Incentives will be made available to high-value and innovative activities in particular, officials said, with a focus on the network of special economic zones (SEZs) under development.

Legislative reforms

To encourage investment inflows the government introduced the National Competitiveness Enhancement Act (NCEA) for Targeted Industries in mid-February.  

Known as BOI Plus – and part of the broader economic reform programme Thailand 4.0 – the legislative package includes measures to incentivise foreign investment from targeted industries that are either new to Thailand, or use new technology or leading know-how.

A total of 10 industries have been identified by the act, namely smart electronics; automotive and auto parts, including electric cars; medical and wellness tourism; agriculture and biotechnology; food; robotics for industry; logistics and aviation; biofuels and biochemical; digital; and medical services.

While many of the measures included in the new legislation mirror existing BOI incentives, the exemption from corporate income tax and withholding tax on dividends has been extended to 15 years.
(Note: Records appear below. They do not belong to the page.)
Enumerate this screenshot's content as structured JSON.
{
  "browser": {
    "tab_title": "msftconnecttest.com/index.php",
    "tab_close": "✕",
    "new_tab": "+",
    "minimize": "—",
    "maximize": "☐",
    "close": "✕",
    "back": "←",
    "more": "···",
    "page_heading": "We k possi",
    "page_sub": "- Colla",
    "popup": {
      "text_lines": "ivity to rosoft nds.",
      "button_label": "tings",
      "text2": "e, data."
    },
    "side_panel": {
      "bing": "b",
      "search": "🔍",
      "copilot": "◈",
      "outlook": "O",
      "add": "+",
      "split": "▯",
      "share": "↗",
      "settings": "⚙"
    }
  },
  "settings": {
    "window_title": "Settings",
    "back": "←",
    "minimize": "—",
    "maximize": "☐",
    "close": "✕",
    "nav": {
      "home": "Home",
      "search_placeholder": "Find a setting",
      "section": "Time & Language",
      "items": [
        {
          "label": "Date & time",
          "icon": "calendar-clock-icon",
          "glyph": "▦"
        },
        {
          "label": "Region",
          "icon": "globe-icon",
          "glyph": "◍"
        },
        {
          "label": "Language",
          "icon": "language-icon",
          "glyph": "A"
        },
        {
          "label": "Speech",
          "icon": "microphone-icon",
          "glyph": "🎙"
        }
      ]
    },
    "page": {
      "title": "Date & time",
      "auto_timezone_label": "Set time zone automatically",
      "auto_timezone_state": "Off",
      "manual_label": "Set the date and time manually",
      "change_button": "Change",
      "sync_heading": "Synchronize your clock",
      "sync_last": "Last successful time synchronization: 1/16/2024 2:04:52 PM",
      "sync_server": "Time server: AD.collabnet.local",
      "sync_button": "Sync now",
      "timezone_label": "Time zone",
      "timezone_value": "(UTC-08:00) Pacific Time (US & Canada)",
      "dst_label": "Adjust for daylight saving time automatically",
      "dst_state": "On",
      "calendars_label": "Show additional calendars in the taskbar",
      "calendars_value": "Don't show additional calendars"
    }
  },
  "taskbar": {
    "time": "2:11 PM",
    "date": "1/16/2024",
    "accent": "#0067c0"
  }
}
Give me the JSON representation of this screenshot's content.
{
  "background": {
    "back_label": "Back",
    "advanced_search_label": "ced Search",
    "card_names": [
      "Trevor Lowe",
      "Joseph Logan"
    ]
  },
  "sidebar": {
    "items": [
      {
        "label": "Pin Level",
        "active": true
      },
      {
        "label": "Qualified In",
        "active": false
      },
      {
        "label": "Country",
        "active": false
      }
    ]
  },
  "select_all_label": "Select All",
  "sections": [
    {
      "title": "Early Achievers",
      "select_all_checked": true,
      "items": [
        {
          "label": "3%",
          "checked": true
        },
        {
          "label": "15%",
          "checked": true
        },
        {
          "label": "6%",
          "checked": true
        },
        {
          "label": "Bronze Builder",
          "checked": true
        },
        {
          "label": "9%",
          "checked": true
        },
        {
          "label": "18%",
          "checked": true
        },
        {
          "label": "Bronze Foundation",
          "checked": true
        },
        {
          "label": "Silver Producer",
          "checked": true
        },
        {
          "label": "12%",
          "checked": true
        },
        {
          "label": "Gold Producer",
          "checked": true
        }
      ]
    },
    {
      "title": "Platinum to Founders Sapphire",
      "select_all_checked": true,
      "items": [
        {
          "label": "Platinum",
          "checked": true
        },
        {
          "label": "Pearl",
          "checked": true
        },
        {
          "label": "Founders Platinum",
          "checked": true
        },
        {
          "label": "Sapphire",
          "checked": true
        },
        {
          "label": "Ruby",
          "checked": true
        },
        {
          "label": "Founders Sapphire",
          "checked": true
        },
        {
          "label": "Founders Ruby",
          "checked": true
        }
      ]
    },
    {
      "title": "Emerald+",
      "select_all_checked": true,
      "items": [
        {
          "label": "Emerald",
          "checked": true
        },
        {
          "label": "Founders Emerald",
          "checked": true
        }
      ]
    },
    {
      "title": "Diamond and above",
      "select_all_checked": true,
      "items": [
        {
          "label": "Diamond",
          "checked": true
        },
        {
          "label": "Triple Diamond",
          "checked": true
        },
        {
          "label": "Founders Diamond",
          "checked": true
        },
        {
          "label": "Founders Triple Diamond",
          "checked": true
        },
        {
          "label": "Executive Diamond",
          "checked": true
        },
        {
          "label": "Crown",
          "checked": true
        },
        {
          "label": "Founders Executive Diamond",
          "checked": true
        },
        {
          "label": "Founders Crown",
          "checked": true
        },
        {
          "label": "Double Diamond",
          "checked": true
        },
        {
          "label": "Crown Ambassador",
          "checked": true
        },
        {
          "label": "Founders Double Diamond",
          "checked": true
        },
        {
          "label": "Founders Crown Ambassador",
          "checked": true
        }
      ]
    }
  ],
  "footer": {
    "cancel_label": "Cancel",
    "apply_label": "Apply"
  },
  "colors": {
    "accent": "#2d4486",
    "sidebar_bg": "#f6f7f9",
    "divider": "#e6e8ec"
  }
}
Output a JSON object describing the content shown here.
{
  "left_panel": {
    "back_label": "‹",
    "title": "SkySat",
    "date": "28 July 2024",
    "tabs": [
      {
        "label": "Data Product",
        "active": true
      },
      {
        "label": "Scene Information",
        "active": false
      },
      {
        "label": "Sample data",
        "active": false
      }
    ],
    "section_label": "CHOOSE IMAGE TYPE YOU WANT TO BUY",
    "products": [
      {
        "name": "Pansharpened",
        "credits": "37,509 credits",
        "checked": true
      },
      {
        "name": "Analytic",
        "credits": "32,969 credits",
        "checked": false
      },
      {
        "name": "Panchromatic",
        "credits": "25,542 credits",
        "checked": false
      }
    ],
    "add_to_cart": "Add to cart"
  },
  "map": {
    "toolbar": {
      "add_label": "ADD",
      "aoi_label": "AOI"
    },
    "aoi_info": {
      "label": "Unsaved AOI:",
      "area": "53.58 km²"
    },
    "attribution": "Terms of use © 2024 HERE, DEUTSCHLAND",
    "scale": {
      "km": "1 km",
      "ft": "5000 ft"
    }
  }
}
In addition, the BOI Plus has established a government-supported competitiveness enhancement fund with an initial budget of BT10bn ($285m) to subsidise eligible projects.  

Two committees have been created to implement the act and screen proposed projects: the Policy Committee and the Nomination and Negotiation Committee.

The former – to be overseen by the BOI – will be responsible for specifying strategically important industries, as well as setting guidelines for investor selection and qualification for incentives, while the latter will actively identify and negotiate with potential investors to provide said incentives.

Initial targets for the programme are investors from Japan, mainland China, Taiwan, the UK, Germany, France, the Netherlands, India and South Korea, with special emphasis on projects offering high value added and technological transfer, Suvit Maesincee, deputy minister of commerce, told local media in December.

Measuring up

These new measures come on the back of an announcement made last month by Hirunya Suchinai, secretary-general of the BOI, that the organisation had approved six projects with a total value of more than BT24.5bn ($699.3m).

The largest of the deals was made with domestic firm NokScoot Airlines, which plans to launch two air transport services for freight and cargo – domestically and internationally – at a total investment value of BT8.8bn ($251.2m).

The new projects look set to build on a solid investment growth trajectory recorded last year, with total investment reaching BT584bn ($15bn), a 196% increase on the 2015 figure. Foreign direct investment (FDI) accounted for BT301bn ($8.6bn) – a substantial increase on the BT93.8bn ($2.7bn) recorded the previous year – with Japan, Singapore, China, Hong Kong and the Netherlands among the biggest contributors, according to the BOI.

With the release of BOI Plus, government officials are looking to increase the investment value of new incentive applications further, to BT600bn ($17.2bn) in 2017, up from last year’s target of BT550bn ($15.8bn). Local media reports suggest as much as a third of the total could be directed towards petrochemicals and high-tech industry.

High potential in SEZs

The Thai government is hoping that the 10 SEZs currently in development will play a central role in driving these investment gains.

Thailand has lagged behind some of its ASEAN counterparts in the development of the zones, which were approved by the authorities in 2014; Laos, for example, has already completed eight SEZs and is looking to add another 13 by 2020. However, with the incentive framework for the zones now in place – including exemptions on import duties for machinery and raw materials, and loans at low interest rates – activity is due to accelerate.

The Ministry of Commerce forecasts that cross-border trading, which currently accounts for around 10% of the country’s total trade by volume, will increase by 50% to reach BT1.5trn ($43bn) in the years ahead.